Computing Images with Diverse Illumination Effects
- Author(s): Zhu, Shilin
- Advisor(s): Su, Hao;
- Zhang, Xinyu
- et al.
Producing and capturing images with anticipated looks under various illuminations is the ultimate goal of computer graphics and computational photography. Two long-standing problems are blocking the pathway: how to generate pixels to form realistic appearances (image synthesis or rendering) and how to steer pixels to manipulate captured appearances (computational imaging and illumination). In this dissertation, both topics will be covered and discussed as part of the image formation task.
Physically-based rendering creates photo-realistic images by calculating pixel colors from light transport simulation, which has been used by the gaming and film-making industry for years to produce astounding visual effects on screens. However, synthesizing the entire family of illumination effects on the image is computationally expensive. It can readily cost days of time to yield a single frame in the existing production pipeline, especially when lights are challenging to compute by the standard ray tracing algorithm. To remedy the issue, we have proposed multiple methods to accelerate the sampling and reconstruction of different types of illumination, leading to more efficient Computer-Generated Imagery (CGI).

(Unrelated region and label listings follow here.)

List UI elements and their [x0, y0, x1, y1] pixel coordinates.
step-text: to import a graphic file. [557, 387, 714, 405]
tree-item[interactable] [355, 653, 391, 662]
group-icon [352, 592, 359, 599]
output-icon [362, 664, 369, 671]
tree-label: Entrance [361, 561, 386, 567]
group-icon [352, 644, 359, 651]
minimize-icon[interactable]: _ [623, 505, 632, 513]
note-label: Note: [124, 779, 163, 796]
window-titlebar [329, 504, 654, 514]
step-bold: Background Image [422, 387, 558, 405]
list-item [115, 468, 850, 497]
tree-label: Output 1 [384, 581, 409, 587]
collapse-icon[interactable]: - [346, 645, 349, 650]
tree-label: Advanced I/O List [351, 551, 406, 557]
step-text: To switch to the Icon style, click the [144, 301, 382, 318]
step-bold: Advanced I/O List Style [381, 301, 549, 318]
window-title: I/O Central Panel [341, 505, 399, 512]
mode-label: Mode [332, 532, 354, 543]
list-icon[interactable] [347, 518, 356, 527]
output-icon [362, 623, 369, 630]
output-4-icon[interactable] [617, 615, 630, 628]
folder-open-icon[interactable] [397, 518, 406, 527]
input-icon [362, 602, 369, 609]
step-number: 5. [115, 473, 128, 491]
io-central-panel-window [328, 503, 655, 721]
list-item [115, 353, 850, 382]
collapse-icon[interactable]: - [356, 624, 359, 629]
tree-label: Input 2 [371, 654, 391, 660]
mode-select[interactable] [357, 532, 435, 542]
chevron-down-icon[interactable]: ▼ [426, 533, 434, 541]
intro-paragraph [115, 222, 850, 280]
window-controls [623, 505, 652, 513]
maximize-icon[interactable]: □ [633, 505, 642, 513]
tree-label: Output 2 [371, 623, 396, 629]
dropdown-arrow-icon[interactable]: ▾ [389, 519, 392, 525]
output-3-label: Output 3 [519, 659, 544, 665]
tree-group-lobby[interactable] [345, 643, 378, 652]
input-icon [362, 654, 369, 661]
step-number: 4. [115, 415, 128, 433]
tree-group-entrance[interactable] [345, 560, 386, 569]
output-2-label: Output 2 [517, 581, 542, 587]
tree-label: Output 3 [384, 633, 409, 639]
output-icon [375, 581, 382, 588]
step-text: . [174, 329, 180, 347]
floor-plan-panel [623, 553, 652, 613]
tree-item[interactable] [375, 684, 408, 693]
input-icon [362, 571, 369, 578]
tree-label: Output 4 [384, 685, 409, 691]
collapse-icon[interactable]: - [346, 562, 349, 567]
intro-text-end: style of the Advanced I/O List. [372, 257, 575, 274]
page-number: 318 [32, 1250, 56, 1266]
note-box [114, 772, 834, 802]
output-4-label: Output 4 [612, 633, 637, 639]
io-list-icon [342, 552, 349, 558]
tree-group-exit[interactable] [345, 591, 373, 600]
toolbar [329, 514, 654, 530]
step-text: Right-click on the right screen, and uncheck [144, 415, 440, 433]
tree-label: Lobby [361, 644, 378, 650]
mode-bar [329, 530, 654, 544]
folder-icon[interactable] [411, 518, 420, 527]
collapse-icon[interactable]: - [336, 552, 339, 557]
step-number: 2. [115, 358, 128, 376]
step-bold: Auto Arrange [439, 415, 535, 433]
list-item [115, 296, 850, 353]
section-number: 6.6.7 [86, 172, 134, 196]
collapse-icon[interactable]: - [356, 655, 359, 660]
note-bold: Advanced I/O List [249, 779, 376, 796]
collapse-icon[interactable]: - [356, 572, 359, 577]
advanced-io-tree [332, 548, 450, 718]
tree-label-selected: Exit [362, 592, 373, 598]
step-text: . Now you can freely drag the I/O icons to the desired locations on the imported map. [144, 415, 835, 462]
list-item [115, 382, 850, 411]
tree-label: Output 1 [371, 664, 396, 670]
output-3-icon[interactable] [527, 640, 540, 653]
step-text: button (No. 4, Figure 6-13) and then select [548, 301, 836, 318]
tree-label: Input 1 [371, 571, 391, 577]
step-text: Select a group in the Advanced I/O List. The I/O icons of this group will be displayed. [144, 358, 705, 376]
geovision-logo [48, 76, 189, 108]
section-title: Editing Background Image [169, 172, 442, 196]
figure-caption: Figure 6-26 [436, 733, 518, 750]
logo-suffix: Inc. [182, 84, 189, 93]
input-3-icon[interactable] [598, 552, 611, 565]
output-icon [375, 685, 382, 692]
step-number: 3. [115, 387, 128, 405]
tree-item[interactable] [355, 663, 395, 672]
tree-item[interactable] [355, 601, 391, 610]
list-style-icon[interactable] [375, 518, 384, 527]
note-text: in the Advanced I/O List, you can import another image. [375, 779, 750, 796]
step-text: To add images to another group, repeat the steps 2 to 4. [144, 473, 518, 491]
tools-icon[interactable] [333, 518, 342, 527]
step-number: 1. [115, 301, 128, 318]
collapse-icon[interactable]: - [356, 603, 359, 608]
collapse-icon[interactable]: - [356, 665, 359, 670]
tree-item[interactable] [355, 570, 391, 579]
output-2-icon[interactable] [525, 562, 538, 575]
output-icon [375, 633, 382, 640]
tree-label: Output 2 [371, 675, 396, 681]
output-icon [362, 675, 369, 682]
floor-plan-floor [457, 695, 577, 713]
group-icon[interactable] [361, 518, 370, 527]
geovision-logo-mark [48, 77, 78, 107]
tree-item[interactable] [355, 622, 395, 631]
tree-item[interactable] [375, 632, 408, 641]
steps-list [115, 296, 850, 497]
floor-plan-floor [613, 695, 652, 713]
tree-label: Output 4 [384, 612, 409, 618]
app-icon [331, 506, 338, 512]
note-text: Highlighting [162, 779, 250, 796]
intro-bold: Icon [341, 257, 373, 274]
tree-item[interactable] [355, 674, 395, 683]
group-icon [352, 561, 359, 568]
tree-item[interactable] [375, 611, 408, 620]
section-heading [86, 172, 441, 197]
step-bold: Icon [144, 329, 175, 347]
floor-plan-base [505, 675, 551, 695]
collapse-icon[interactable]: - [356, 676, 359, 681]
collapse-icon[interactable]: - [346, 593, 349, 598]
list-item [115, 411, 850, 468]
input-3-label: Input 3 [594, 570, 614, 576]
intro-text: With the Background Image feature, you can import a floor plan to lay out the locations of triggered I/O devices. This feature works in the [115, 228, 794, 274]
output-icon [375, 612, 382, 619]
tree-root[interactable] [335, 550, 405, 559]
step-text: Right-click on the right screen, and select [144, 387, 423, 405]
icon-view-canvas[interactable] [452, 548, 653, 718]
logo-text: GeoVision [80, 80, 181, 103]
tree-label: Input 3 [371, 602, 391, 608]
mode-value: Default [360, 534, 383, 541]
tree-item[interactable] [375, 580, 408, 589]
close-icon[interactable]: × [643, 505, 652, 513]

Computational illumination and digital imaging expand the function set of image synthesis in graphics by supporting more flexible appearance alterations during image construction. One of the unexplored functionalities is to adjust pixels structurally through unique patterns carried by coded illuminations. We have developed a dedicated lighting and camera system to collaboratively direct the captured image appearances, enabling unconventional lighting effects such as the selective restructuring of illuminated image segments in a controllable and automatic mode.
From the simulated light transport to real-world computational photography, we have advanced the visual computing technology by producing images with desirable looks and diverse illumination effects. Our conducted research also open up new challenges and opportunities for future studies on images.